People understand that there are major infringements on social justice within conventional agriculture, even within conventional organic. People even get that local organic fare is socioeconomically exclusive and that something must be done to lower the cost of good food. People get that. But nobody in my local food movement really understands that all their favorite local organic farms that dominate their farmers’ market still depend on largely segregated Latino/a immigrant labor. And yes, life on a small-scale organic farm is much “better” than on conventional farms. Truth. But the vulnerabilities are still there. The power disparities are still there. Whiteness and racism are both still being reproduced. And yet, this is only just being acknowledged by academics and almost never discussed by farmers and foodies themselves.

But I can’t just come out and say that. I cannot make some grand statement from a major local farm on social media about our vulnerable employees without inherently making them more vulnerable. Moreover, it is not my place to talk “about” anyone. But even if I could, some of you wouldn’t want to hear it. When I write about food for a local organic farm that serves a broad audience, I have to keep things relatively light. I can’t get too political or even too botanical without losing people. But really, I’m already framing the situation entirely wrong. I’m sitting here asking myself, what should I write in this newsletter? But I am not the voice that needs to be heard.

I may not be the person with all the answers, but I am a person who knows that we need to start trying to come up with some. In Eric-Holt Giménez’ latest book, A Foodie’s Guide to Capitalism, he explains how our food system functions by extracting wealth from both the environment and from labor . And yet the discourse around local food is all about bringing value to the environment and never about valuing immigrant labor. What would the world look like if foodies and farmers valued a social justice certification as highly as organic? What would my local farming community be like if the immigrant voices that supported them were leading the way?

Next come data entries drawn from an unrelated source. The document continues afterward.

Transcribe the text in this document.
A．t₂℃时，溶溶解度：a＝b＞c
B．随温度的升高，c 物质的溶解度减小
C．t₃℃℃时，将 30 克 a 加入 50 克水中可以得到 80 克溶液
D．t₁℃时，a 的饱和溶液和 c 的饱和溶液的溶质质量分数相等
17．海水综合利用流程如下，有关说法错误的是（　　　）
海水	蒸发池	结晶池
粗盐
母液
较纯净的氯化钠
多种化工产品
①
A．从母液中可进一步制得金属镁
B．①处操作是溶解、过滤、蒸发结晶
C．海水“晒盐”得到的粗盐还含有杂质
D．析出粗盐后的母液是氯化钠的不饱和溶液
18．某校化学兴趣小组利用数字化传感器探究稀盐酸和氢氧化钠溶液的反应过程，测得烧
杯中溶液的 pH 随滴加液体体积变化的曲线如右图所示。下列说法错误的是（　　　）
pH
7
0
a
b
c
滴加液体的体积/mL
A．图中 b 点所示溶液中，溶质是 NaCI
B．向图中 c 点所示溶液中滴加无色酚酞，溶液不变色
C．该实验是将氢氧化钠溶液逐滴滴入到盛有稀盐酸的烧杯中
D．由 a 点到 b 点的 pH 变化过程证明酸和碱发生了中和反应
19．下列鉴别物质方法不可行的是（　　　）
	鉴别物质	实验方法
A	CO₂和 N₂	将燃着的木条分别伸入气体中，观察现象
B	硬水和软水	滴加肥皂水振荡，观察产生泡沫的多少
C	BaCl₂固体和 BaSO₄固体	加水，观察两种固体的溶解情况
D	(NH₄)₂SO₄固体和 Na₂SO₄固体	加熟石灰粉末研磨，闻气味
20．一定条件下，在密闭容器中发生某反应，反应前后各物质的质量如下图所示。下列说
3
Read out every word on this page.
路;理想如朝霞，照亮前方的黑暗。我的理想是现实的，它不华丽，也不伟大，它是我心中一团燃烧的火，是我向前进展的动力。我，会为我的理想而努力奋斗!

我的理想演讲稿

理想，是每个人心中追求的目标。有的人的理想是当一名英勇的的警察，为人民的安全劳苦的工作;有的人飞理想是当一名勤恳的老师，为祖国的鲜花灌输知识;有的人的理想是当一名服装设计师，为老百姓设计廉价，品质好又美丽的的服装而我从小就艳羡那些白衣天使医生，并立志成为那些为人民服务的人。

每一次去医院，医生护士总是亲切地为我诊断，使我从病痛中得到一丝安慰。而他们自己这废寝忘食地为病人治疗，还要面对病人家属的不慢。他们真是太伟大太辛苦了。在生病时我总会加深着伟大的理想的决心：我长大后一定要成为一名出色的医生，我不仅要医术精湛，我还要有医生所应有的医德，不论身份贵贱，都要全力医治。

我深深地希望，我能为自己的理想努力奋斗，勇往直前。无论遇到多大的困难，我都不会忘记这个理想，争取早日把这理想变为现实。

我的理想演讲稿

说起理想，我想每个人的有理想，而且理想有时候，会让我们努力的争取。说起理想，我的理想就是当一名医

Before we get too excited about how to start “helping” to bridge this gap from immigrant to table, a trap I fall into on the daily, let’s not. I hold a quote from Indigenous Australian activist Lilla Watson close to my heart while working through these problematic issues, and I like to think that I am more balanced because of it:

“If you have come here to help me, you are wasting your time. But if you have come because your liberation is bound up with mine, then let us work together.”

I am still in love with produce. But this isn’t even about that anymore. It’s not about maximizing the warm fuzzy feels that I get when I commune with the soil or with customers at market. It’s not about me. This is about the migrant farmworkers in my local farming community who continue to be oppressed and forgotten even by the supposedly woke ethical consumers who they feed, as if voting with our dollars was really ever going to solve anything.

This is about how even local organic farmers do not understand their labor force in context and have never been expected to. This is about how I got a bachelor’s in agriculture without taking one class on migrant issues. About how foodies at market ask about what sprays we use and what heirloom tomato varieties we have and not about who we employ. This is about how the power of the words like “Local” and “Organic” has become so complete that we can no longer see a reason to question its limits. This is about a conversation that is not happening between people who do not know each other.